LMN game: How well do you know your mobile phone?


Last year we posted our blog on 8th August. Today we are posting it on 2nd August. This is scary. We know that in recent years the chosen day is getting earlier, but a jump of almost a week shows how unsustainable our current level of consumption is.
The day has never fallen so early since the measure has been calculated starting in 1986 . Currently it is estimated that we would need the equivalent of 1.7 planets to produce enough natural resources to match our consumption rates and our growing population. (For those unfamiliar with the concept, there is a simple video here).
Given LMN’s concern with minerals, it is important to note how the (over) consumption of minerals are part of this equation. Much of this is down to the desire to upgrade electrical gadgets before it is strictly necessary. To help address this issue the LMN Stop Mad Mining project sponsored the creation of an educational game which asks the players how well they know their mobile phone.

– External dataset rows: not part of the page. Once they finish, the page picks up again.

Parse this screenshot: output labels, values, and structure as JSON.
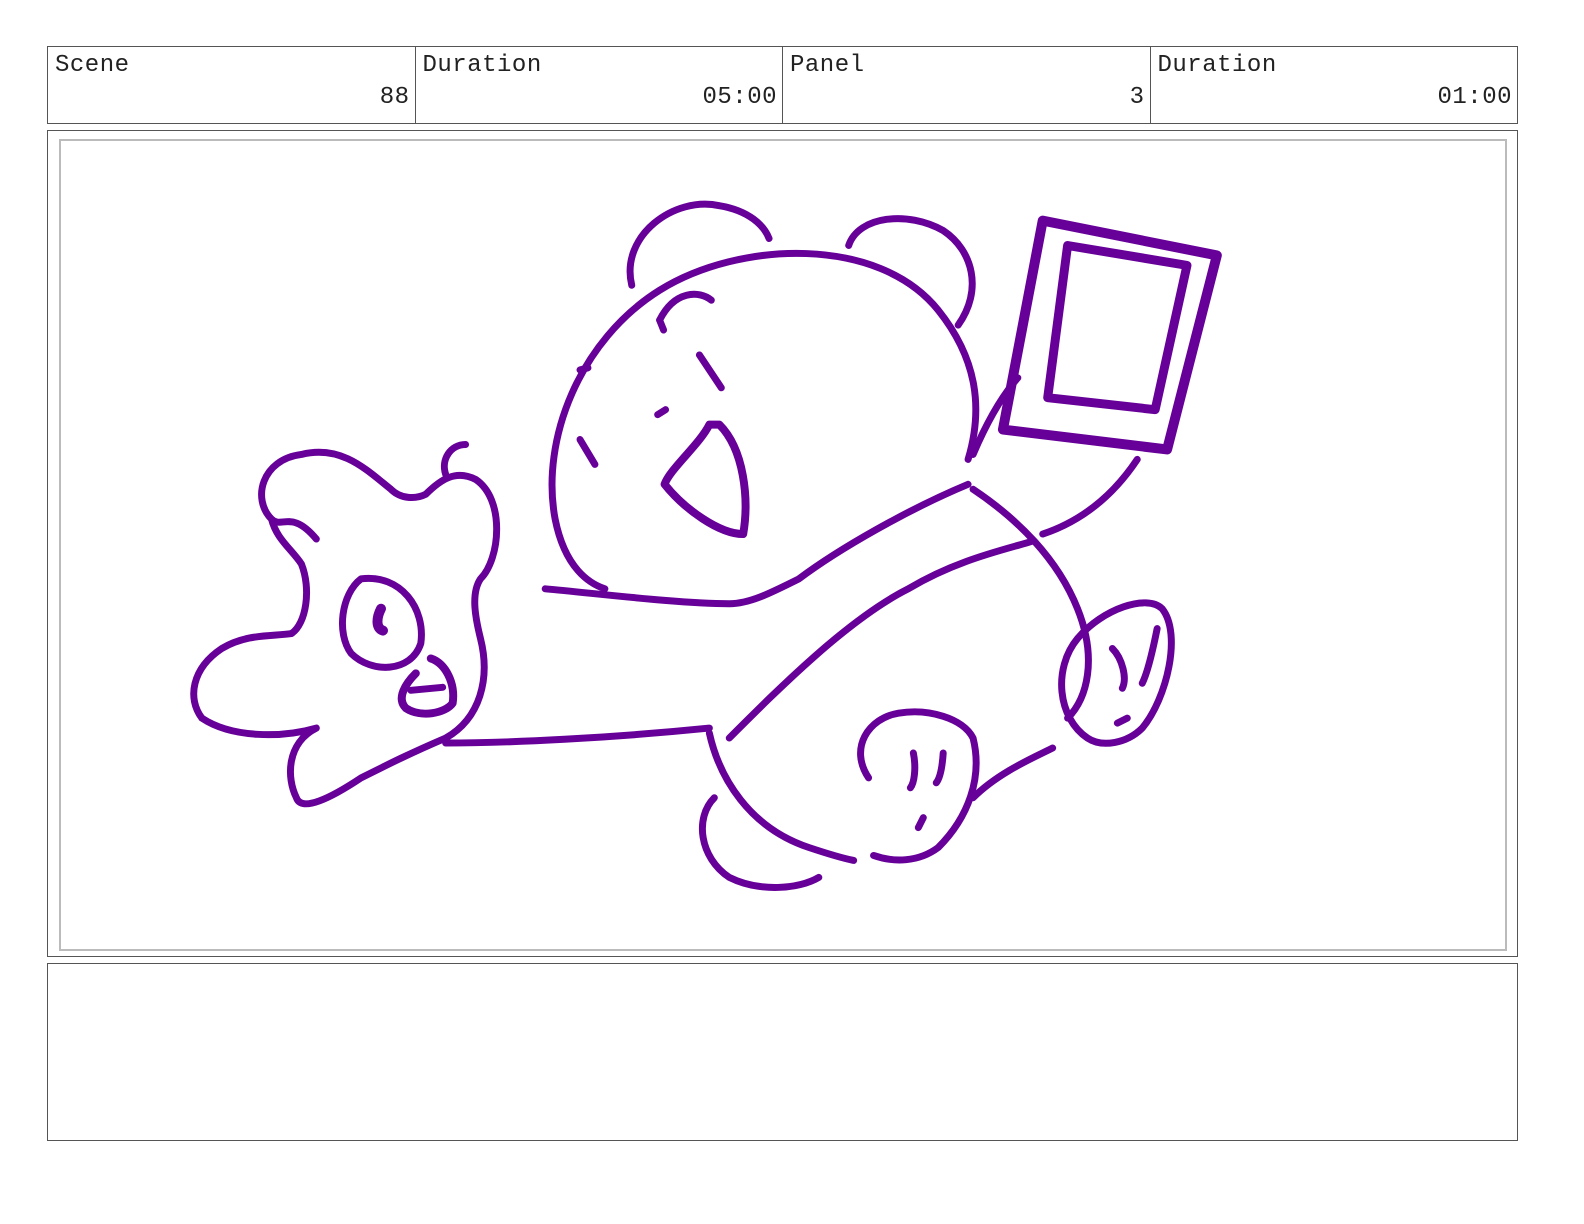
{
  "header": {
    "scene_label": "Scene",
    "scene_value": "88",
    "scene_duration_label": "Duration",
    "scene_duration_value": "05:00",
    "panel_label": "Panel",
    "panel_value": "3",
    "panel_duration_label": "Duration",
    "panel_duration_value": "01:00"
  },
  "drawing": {
    "subject": "bear-sketch",
    "line_color": "#660099"
  },
  "notes": {
    "text": ""
  }
}
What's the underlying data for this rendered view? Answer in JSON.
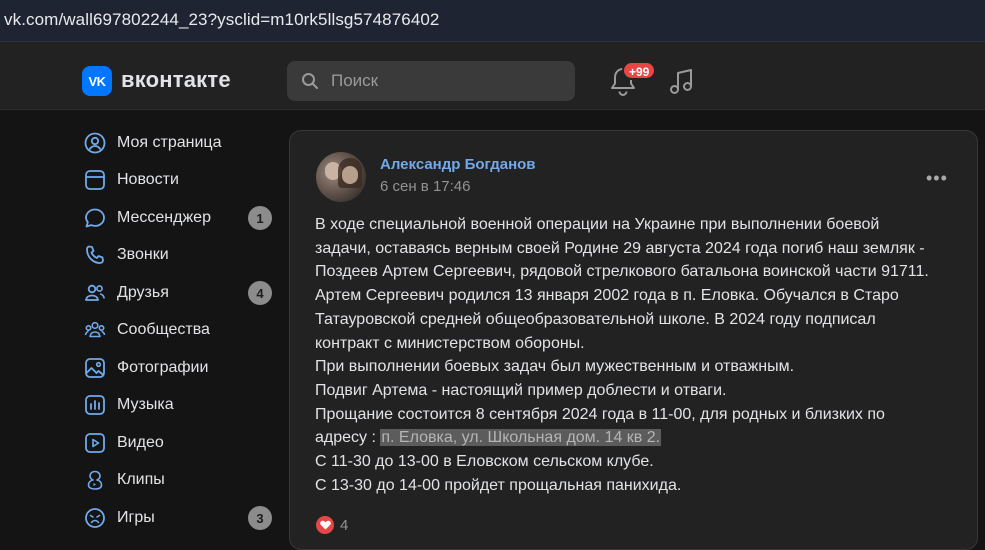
{
  "browser": {
    "url": "vk.com/wall697802244_23?ysclid=m10rk5llsg574876402"
  },
  "header": {
    "logo_mark": "VK",
    "logo_text": "вконтакте",
    "search_placeholder": "Поиск",
    "notifications_badge": "+99"
  },
  "sidebar": {
    "items": [
      {
        "label": "Моя страница",
        "icon": "user-circle-icon"
      },
      {
        "label": "Новости",
        "icon": "news-icon"
      },
      {
        "label": "Мессенджер",
        "icon": "message-icon",
        "count": "1"
      },
      {
        "label": "Звонки",
        "icon": "phone-icon"
      },
      {
        "label": "Друзья",
        "icon": "friends-icon",
        "count": "4"
      },
      {
        "label": "Сообщества",
        "icon": "communities-icon"
      },
      {
        "label": "Фотографии",
        "icon": "photo-icon"
      },
      {
        "label": "Музыка",
        "icon": "music-icon"
      },
      {
        "label": "Видео",
        "icon": "video-icon"
      },
      {
        "label": "Клипы",
        "icon": "clips-icon"
      },
      {
        "label": "Игры",
        "icon": "games-icon",
        "count": "3"
      }
    ]
  },
  "post": {
    "author": "Александр Богданов",
    "date": "6 сен в 17:46",
    "lines": [
      "В ходе специальной военной операции на Украине при выполнении боевой",
      "задачи, оставаясь верным своей Родине 29 августа 2024 года погиб наш земляк -",
      "Поздеев Артем Сергеевич, рядовой стрелкового батальона воинской части 91711.",
      "Артем Сергеевич родился 13 января 2002 года в п. Еловка. Обучался в Старо",
      "Татауровской средней общеобразовательной школе. В 2024 году подписал",
      "контракт с министерством обороны.",
      "При выполнении боевых задач был мужественным и отважным.",
      "Подвиг Артема - настоящий пример доблести и отваги.",
      "Прощание состоится 8 сентября 2024 года в 11-00, для родных и близких по"
    ],
    "address_prefix": "адресу : ",
    "address_highlight": "п. Еловка, ул. Школьная дом. 14 кв 2.",
    "lines_after": [
      "С 11-30 до 13-00 в Еловском сельском клубе.",
      "С 13-30 до 14-00 пройдет прощальная панихида."
    ],
    "likes_count": "4"
  },
  "colors": {
    "accent": "#0077ff",
    "link": "#71aaeb",
    "badge": "#e64646"
  }
}
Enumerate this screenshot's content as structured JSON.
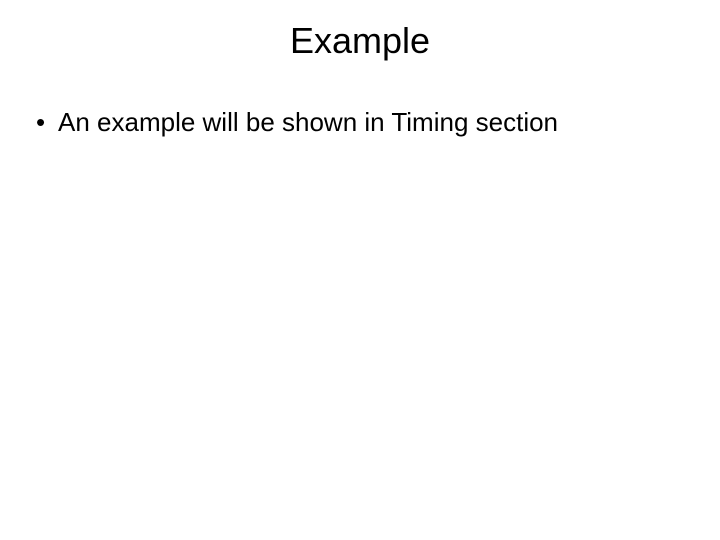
{
  "slide": {
    "title": "Example",
    "bullets": [
      "An example will be shown in Timing section"
    ]
  }
}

The game starts from the position that mobile phones, and other similar gadgets, are useful and desirable inventions which can enhance, and even save, lives. However, it also aims to share information on the environmental and social injustices caused by the production and disposal of such gadgets. Although there is an obvious focus on the metals that go into phones, and the problems associated with their extraction from around the world, the game also looks at unfair work practices and issues of the recovery of phone parts under unsafe conditions.
The game aims to encourage a debate so that young people should think about how phones can be produced, and disposed of, without causing such damage to people and the environment. The solution cannot just be as simple as using Fairtrade phones or the recycling of minerals in old phones, as both can have their own problems.
The intention is that people will – aside from having fun – complete the game with the sense that there are a multiplicity of solutions and that while some might be simple and immediately implementable, others will require further research, discussion and perhaps future technical training. We hope that young people will come away with a sense that they can be part of that solution.
It may only be a small contribution to a big problem, but consideration of personal consumption is a vital part of any answer, and if we want to turn Earth Overshoot Day clock back such solutions will be needed.